Unemployment tax rates in 2013 will be unchanged or lower for three-fourths of Washington employers, according to the state’s Employment Security Department.
Overall, the average total tax per employee will rise by $37, to $499 for the year. However, each employer’s actual tax bill will depend on the amount of wages paid to employees and the employer’s rate class.
Some employers will pay more in 2013 because their layoffs increased in the past four years, while others may see a slight increase due to the amount of wages that are taxed. Taxable wages – also called the taxable wage base – will increase from $38,200 in 2012 to $39,800 in 2013 because the state’s average wage grew in 2011.
In 2013, 14 percent of employers will move into lower rate classes, 61 percent won’t change, and 25 percent will move into higher rate classes. More than one-third of all employers will be in the lowest rate class because they had no layoffs in the past four years.
Thanks to a permanent tax cut approved by the state legislature and the governor in 2011, unemployment tax rates in each of the state’s 40 rate classes will remain unchanged from 2012, ranging from 0.14 percent to 5.82 percent.
Employment Security Commissioner Paul Trause noted that most employers in this state have been spared the large rate hikes that are occurring in other states in the wake of the recession because Washington entered the recession with a healthy benefits trust fund.

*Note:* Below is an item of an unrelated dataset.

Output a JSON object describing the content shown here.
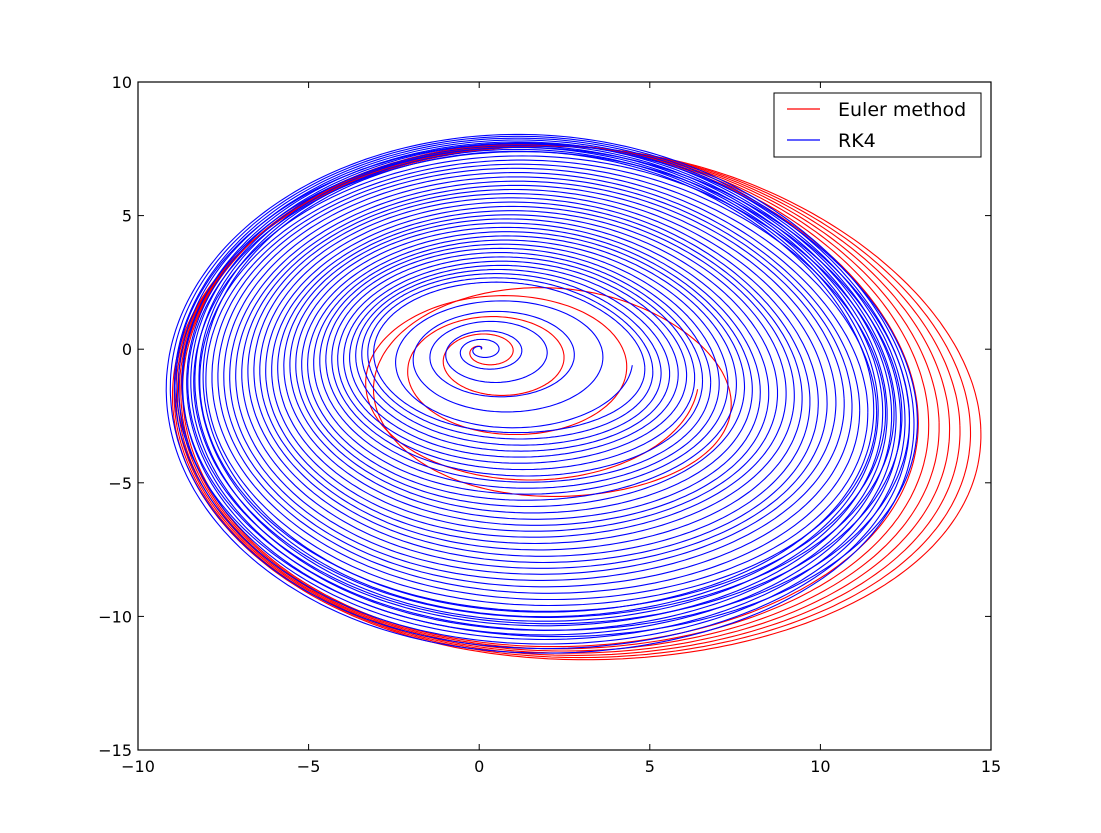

“We didn’t have to borrow money to pay benefits, and that’s paying big dividends for our employers during the economic recovery,” said Trause. “Instead of raising tax rates to pay off loans, we were able to cut them.”
In Washington, unemployment taxes are based largely on each employer’s layoff experience, averaged over four years. The more benefits paid out to former employees in the past four years, the higher the employer’s tax rate will be.
For 2013, the experience-based portion of the unemployment tax will reflect benefits paid from July 2008 through June 2012, which includes the peak years of the recession.
Beginning in 2014 and beyond, many employers will begin to slide back down the rate scale as recession years are gradually dropped and post-recession years are added to the calculation.